5 Stars 4 Stars 3 Stars 2 Stars 1 Star 3.9 from 81 reviews
  • Author: admin
  • Prep Time: 0h 30m
  • Cook Time: 0h 12m
  • Total Time: 0h 42m
  • Yield: 8 servings
  • Category: Dessert
  • Method: Baking
  • Cuisine: American

Description

This Cherry Cheesecake Cake Roll is a delightful dessert that combines a light, fluffy sponge cake with a creamy cheesecake filling and sweet cherry pie topping. Rolled into a beautiful swirl, it’s perfect for celebrations or a special treat. The sponge is tender and airy, complemented by the rich cream cheese and whipped cream filling, with bursts of cherry flavor in every bite.


Ingredients

Scale

Cake

  • 4 large eggs
  • 3/4 cup granulated sugar
  • 1 teaspoon vanilla extract
  • 3/4 cup all-purpose flour
  • 1 teaspoon baking powder
  • 1/4 teaspoon salt
  • Powdered sugar for dusting

Filling

  • 1 package (8 ounces) cream cheese, softened
  • 1/4 cup granulated sugar
  • 1 cup heavy cream
  • 1 teaspoon vanilla extract
  • 1 cup cherry pie filling


Instructions

  1. Preheat and Prepare Pan: Preheat your oven to 350°F (175°C). Line a 10×15 inch jelly roll pan with parchment paper and lightly grease it to prevent sticking during baking.
  2. Beat Eggs and Sugar: In a large bowl, use an electric mixer to beat the eggs with granulated sugar until the mixture is thick and pale, about 5 minutes, ensuring the batter has good volume.
  3. Add Vanilla and Dry Ingredients: Mix in the vanilla extract. In a separate bowl, sift together the flour, baking powder, and salt to ensure even distribution.
  4. Combine Ingredients: Gradually fold the sifted dry ingredients into the egg mixture gently until just combined, being careful not to overmix to maintain the cake’s lightness.
  5. Bake the Cake: Pour the batter into the prepared pan, spread evenly, and bake for 10-12 minutes or until the cake springs back when lightly touched.
  6. Invert and Roll Cake: Dust a clean kitchen towel with powdered sugar.
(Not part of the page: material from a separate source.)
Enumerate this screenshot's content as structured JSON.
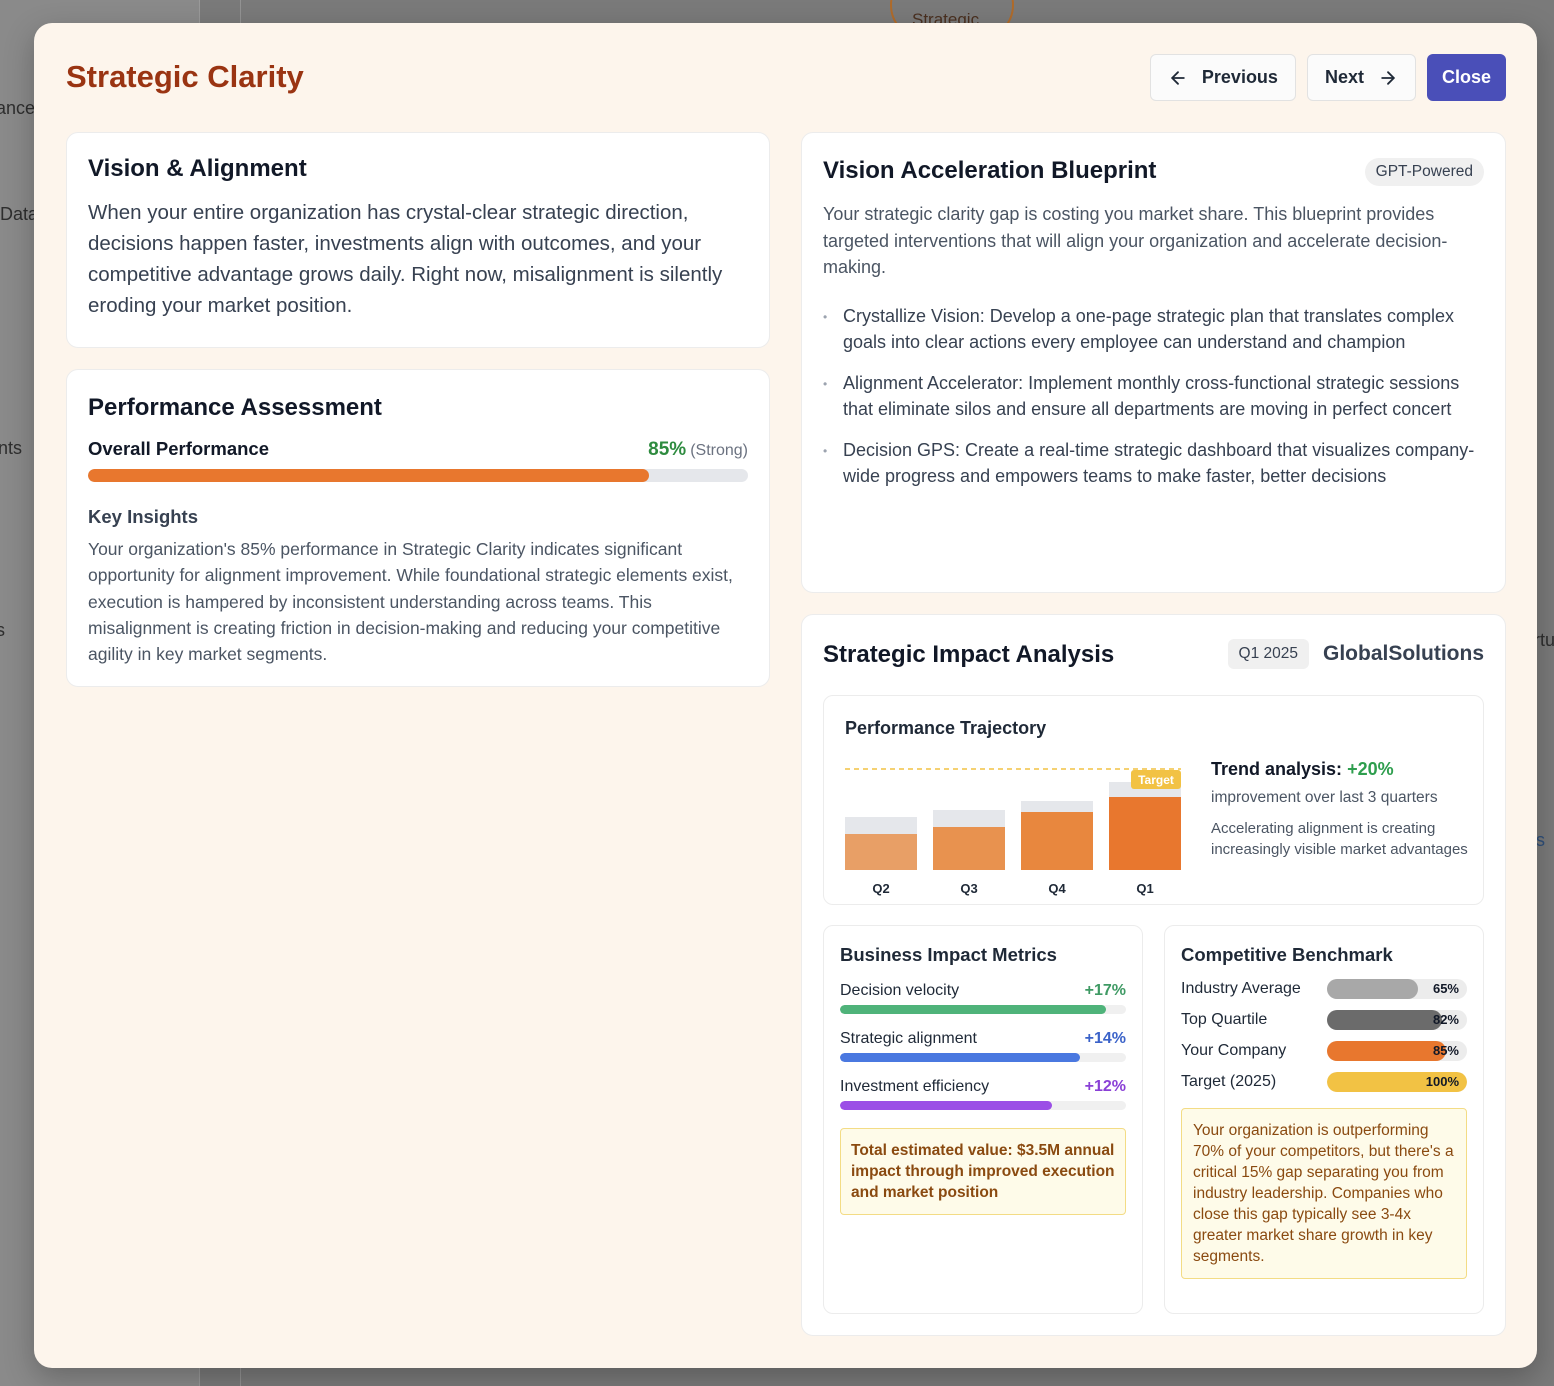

Immediately invert the warm cake onto the towel, peel off the parchment paper, and roll the cake with the towel from a short end. Let it cool completely in this rolled shape.
  7. Prepare Filling: Beat the softened cream cheese with 1/4 cup granulated sugar until smooth. In another bowl, whip the heavy cream and vanilla until stiff peaks form.
  8. Combine Filling: Gently fold the whipped cream into the cream cheese mixture until well combined and smooth.
  9. Assemble Cake Roll: Carefully unroll the cooled cake and evenly spread the cream cheese filling over the surface. Spoon the cherry pie filling evenly over the cream cheese layer.
  10. Re-roll and Chill: Roll the cake up again without the towel, wrap it tightly in plastic wrap, and refrigerate for at least 1 hour to set.
  11. Serve: Before serving, dust with additional powdered sugar if desired for a beautiful presentation.

Notes

  • Rolling the cake while warm helps prevent cracking.
  • Use full-fat cream cheese and heavy cream for best texture and flavor.
  • Cherry pie filling can be substituted with fresh cherries and a bit of sugar for a fresher taste.
  • Ensure the cake is completely cooled before adding the filling to prevent melting.
  • Refrigerate the cake roll well to allow it to firm up for easier slicing.